Sábado é o Dia Oficial do Alarme do Portão do Meu Prédio. Sabe esse alarme que toca quando alguém esquece o portão aberto? Então. Toda hora toca.

Nem sempre porque a pessoa realmente ESQUECEU de fechar, muitas vezes ela abre o portão da garagem, faz uma ligação no celular, liga o carro e espera ele esquentar (nesse ponto já tá tocando o maldito), manobra com todo o cuidado, sai do carro, grita pra alguém dentro do apartamento, espera a pessoa descer (e o maldito alarme péom-péom-péom-péom), manobra mais um pouco, desliga o carro, liga o carro, espera esquentar (de novo, como se precisasse), chama mais alguém, liga pra outra pessoa (péom-péom-péom-péom) e aí então sai da garagem e fecha o portão.
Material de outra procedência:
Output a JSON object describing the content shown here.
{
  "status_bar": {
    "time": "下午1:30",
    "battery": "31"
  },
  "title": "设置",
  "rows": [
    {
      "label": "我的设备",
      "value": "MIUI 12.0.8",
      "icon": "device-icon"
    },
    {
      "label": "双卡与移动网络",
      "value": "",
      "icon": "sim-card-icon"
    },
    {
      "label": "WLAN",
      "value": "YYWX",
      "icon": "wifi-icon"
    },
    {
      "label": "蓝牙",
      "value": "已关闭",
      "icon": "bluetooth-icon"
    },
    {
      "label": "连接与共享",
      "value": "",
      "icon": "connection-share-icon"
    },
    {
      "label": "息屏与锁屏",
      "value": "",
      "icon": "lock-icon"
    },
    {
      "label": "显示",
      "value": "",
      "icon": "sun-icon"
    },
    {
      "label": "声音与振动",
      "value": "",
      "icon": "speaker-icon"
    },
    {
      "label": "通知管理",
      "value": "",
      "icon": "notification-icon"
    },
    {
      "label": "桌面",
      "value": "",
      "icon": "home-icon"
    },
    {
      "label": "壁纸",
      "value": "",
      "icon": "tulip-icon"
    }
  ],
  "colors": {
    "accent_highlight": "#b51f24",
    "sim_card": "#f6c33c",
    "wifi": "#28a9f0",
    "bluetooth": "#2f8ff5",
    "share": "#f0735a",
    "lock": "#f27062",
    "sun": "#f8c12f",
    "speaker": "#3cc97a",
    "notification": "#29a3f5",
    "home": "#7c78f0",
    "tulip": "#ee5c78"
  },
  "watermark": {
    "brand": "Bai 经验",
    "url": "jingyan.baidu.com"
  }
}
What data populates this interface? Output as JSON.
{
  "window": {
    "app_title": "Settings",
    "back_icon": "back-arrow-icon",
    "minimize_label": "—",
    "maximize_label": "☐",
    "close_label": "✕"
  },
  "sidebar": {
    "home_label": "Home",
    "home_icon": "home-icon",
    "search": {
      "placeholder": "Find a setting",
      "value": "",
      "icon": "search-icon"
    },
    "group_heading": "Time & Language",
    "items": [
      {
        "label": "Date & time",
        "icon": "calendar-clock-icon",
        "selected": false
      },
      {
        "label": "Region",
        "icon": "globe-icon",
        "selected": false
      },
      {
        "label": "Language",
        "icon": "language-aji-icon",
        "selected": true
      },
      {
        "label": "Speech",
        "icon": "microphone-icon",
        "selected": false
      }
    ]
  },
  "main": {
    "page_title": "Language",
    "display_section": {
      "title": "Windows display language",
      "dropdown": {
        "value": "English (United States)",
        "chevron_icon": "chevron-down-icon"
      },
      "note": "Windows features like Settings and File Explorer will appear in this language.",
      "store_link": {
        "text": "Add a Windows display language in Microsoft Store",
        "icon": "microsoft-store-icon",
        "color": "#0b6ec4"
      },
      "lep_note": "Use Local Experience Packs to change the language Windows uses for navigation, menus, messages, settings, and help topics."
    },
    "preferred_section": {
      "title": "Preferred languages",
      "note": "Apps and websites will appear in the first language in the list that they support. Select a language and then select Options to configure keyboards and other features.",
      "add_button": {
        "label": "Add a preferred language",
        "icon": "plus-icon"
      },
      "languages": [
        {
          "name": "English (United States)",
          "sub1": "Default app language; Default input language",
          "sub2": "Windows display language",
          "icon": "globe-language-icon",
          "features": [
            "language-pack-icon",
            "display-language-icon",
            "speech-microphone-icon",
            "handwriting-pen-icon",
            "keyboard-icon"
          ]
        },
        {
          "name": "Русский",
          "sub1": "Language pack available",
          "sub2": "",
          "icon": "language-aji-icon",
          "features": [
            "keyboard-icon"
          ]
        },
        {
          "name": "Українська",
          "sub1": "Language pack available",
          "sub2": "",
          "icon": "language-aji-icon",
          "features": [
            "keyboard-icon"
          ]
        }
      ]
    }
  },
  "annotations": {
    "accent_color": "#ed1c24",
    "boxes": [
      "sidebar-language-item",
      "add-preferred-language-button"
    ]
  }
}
Ou então, vai receber alguém na portaria e fica lá batendo papo, com o portão aberto (péom-péom-péom) e depois sobem (visita e anfitrião) conversando alegremente pelo corredor. Numa boa? Se a visita vai subir, pra quê ficar batendo papo lá na rua? Sobe logo, puerra!

Numa dessas de ficar fazendo hora entre o abrir-o-portão e sair da garagem, um dos vizinhos foi assaltado aqui dentro do prédio. Numa outra, em um dia que a minha TPM estava no volume máximo e eu já tinha aturado uns 15 minutos do alarme, eu fechei o portão da garagem daqui de cima e o carro desse mesmo vizinho foi amassado.

Isso porque eu tenho vizinhos MEGA preocupados com a segurança, que todo ano querem aumentar um pouco o muro, reforçar a cerca-elétrica, contratar vigia, instalar câmeras etc. num exponencial que eu nem sabia que a indústria de segurança avançava. Não seria mais fácil manter a puerra do portão fechado, simplesmente?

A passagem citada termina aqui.